The Chaos lord staggered back, cursing and pawing at his face. There came the sound of shattered earth, of rushing water, of a thousand siege-stones striking a thousand castle walls.
The sky opened once more, but this time it was not the bloody horror of Chaos that issued forth, but the searing righteousness of the storm that was Sigmar. A fork of lightning as tall and wide as a mountain blasted into the vortex, exploding in a coruscating web of blue energy that arced across the sky. For a moment it seemed as if Sigendil itself, the High Star that bathed blessed Sigmaron in purifying, celestial light, had descended over them.
That purifying bolt of light turned the rain of blood to mist, banished the darkness that had fallen across the Dreadhold, and fell to strike Thostos Bladestorm in the chest.
Thostos screamed as the storm enveloped him. It tore him apart and reassembled him. He felt the agony of transformation as armour and sigmarite flesh moulded and reformed around his body. With the pain, the honest, cauterising pain, came memories. He remembered the agony as the vile minions of the Dark Gods cut into him. He remembered the sorrow of loss, the ecstasy of his grief as he looked for the last time upon the smoking ruins of his lands. He remembered the helplessness, and the shame of knowing that his people had counted on him to protect them, and that he had not been there in their hour of greatest need. Thoughts and memories seared through his consciousness, too many and too vivid for him to process.
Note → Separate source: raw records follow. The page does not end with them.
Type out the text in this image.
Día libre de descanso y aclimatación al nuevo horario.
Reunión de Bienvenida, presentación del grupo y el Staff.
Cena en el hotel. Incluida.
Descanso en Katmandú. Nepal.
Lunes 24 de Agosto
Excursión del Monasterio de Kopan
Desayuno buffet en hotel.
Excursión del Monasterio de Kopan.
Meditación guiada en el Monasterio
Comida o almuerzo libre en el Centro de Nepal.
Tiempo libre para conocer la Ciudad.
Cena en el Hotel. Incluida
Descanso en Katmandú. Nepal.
As quickly as it had come the storm was gone. Varash blinked as the flare slowly receded from his vision. His eye burned as if molten steel had been poured into the socket, but from somewhere in the haze of torment a figure swam into view. The storm warrior still knelt before him, but where once his warplate had been melted and seared, it was now resplendent in gleaming turquoise. There was not a mark upon its surface, and it shone as if it was freshly polished. The figure, despite its miraculous transformation, showed no sign of movement.
‘A clever trick,’ spat Varash, ‘but it makes no difference. You will die now, and know that every one of your warriors will die with you.’
As he spoke, he brought his bastard sword up and over, rolling his shoulder in a circular motion, adding furious momentum to the killing strike.
Thostos Bladestorm, warrior of Sigmar, who once had been the mortal warrior Prince Caeran of Wolf Keep, reached up and caught his enemy’s hands as the sword fell. The blade came to rest an inch from his eye.
‘No!’ shouted Varash, and his ravaged eye widened with shock.
Thostos stood, and as he stood he brought his runeblade up, roaring in defiance as he tore its edge through the Chaos Lord’s thick mail armour, cleaving devotional totems and skulls in half as he cut a bloody, vertical line into the man’s pale flesh. He ripped his sword free, and a mist of blood covered his armour.
Lord Varash stood, eyes fixed in astonishment at the ruin of his chest. As he swayed, he turned his gaze to Thostos.
Blue eyes bored into his skull, not the emotionless reservoirs of cold fury that they had been, but alive with righteous fervour, the eyes of a man who fought for a cause that he embraced with every fibre of his being.
‘Tell your gods that we are coming for them,’ said Thostos, ‘and that their realms will burn as ours did.’
Varash Sunken-Eye, master of the Dreadhold, collapsed in two separate pieces, toppling to the floor of the tower in a shower of gore.